Sophisticated voltage control is expected to be a big part of the substation of the future. Choptank Electric Cooperative, based in Denton, Maryland, recently completed a volt/VAR optimization program that takes advantage of advanced metering infrastructure (AMI) data and automated smart electronics at substations.

“They wanted to be able to lower their peak demand costs,” says Richmond Miller, executive manager at Dominion Voltage, which worked through NRTC to plan and manage the implementation. “They were able to coordinate all the information to lower the voltage taps in their substations using AMI data to make sure they knew exactly what the impact was on their consumer-members.

“They were able to drop overall voltage at their substations over 3 percent without having their customers falling into voltage alarm issues.”

The voltage drop “resulted in a more than 5 percent reduction in total energy costs,” Miller says, “which translates to lots of dollars.”

Becoming more than substations

The increasing sophistication of the technology and software at substations, along with broadband connectivity, brings additional responsibility to future substation design.

“It’s going to become more and more critical to develop solutions to manage the expectations of grid security,” says NRECA’s Metro. “We will have to do things concerning electronic security to protect data and control systems, but we will also be doing more and more physical security.”

The North American Electric Reliability Corporation has standards regarding physical security for transmission substations. Distribution cooperatives and other utilities have not faced the same requirements, but Metro says we will likely see a greater emphasis in this area as part of overall security concerns.

In the future, she adds, some substations are likely to become more than substations.

“At a substation location, if you already have the land available, you might be seeing some solar arrays and battery storage,” Metro says. “Why at the substation?
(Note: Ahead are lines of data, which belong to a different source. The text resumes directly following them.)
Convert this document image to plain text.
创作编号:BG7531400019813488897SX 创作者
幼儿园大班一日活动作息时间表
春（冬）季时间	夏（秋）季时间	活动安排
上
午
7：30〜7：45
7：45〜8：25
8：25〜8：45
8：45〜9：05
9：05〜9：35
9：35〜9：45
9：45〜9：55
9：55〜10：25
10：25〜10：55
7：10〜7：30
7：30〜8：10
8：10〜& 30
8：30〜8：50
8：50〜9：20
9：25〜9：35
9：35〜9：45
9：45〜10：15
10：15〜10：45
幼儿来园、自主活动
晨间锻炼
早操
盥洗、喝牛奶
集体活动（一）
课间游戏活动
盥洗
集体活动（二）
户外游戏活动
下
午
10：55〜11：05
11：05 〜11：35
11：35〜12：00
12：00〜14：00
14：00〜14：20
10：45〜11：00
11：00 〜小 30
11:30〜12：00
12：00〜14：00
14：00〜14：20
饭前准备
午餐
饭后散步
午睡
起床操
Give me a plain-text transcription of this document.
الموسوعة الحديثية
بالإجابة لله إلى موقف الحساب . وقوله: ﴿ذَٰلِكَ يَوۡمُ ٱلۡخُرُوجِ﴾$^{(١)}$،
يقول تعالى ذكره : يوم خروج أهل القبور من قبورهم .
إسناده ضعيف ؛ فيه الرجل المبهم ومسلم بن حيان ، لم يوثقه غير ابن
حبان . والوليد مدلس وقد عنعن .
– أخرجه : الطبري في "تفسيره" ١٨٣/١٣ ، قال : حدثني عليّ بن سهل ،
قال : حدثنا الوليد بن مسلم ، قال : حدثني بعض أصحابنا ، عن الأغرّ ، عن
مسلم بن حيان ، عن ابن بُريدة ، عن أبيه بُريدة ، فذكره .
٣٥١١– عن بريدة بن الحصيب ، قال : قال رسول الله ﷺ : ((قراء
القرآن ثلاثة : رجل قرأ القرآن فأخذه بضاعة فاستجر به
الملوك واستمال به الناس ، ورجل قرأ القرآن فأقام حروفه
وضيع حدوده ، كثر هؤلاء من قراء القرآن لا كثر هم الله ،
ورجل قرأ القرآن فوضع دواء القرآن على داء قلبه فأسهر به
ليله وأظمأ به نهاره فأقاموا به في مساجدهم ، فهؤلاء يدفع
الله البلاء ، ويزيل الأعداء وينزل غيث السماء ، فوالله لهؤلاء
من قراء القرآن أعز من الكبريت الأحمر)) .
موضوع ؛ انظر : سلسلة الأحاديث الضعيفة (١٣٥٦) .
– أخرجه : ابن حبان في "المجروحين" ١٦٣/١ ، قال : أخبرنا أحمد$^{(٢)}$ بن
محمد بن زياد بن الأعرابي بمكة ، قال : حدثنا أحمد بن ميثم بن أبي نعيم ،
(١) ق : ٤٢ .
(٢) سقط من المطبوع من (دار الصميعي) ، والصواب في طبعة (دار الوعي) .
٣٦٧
Because you already have the assets there.”

The combination could be particularly valuable at isolated or end-of-the-line substations.

“You may be able to manage load by having some type of generation available and battery storage to keep critical loads on-line,” Metro says.

Buckeye Rural Electric’s Mollohan foresees the substation of the future functioning both as an “information-gathering system” and a more sophisticated power-control center, giving electric co-ops new ways to manage their systems to boost both reliability and efficiency.

“It’s exciting, and it could be a game changer,” he says. “It’s one of those moments in cooperative history where really interesting things are happening.”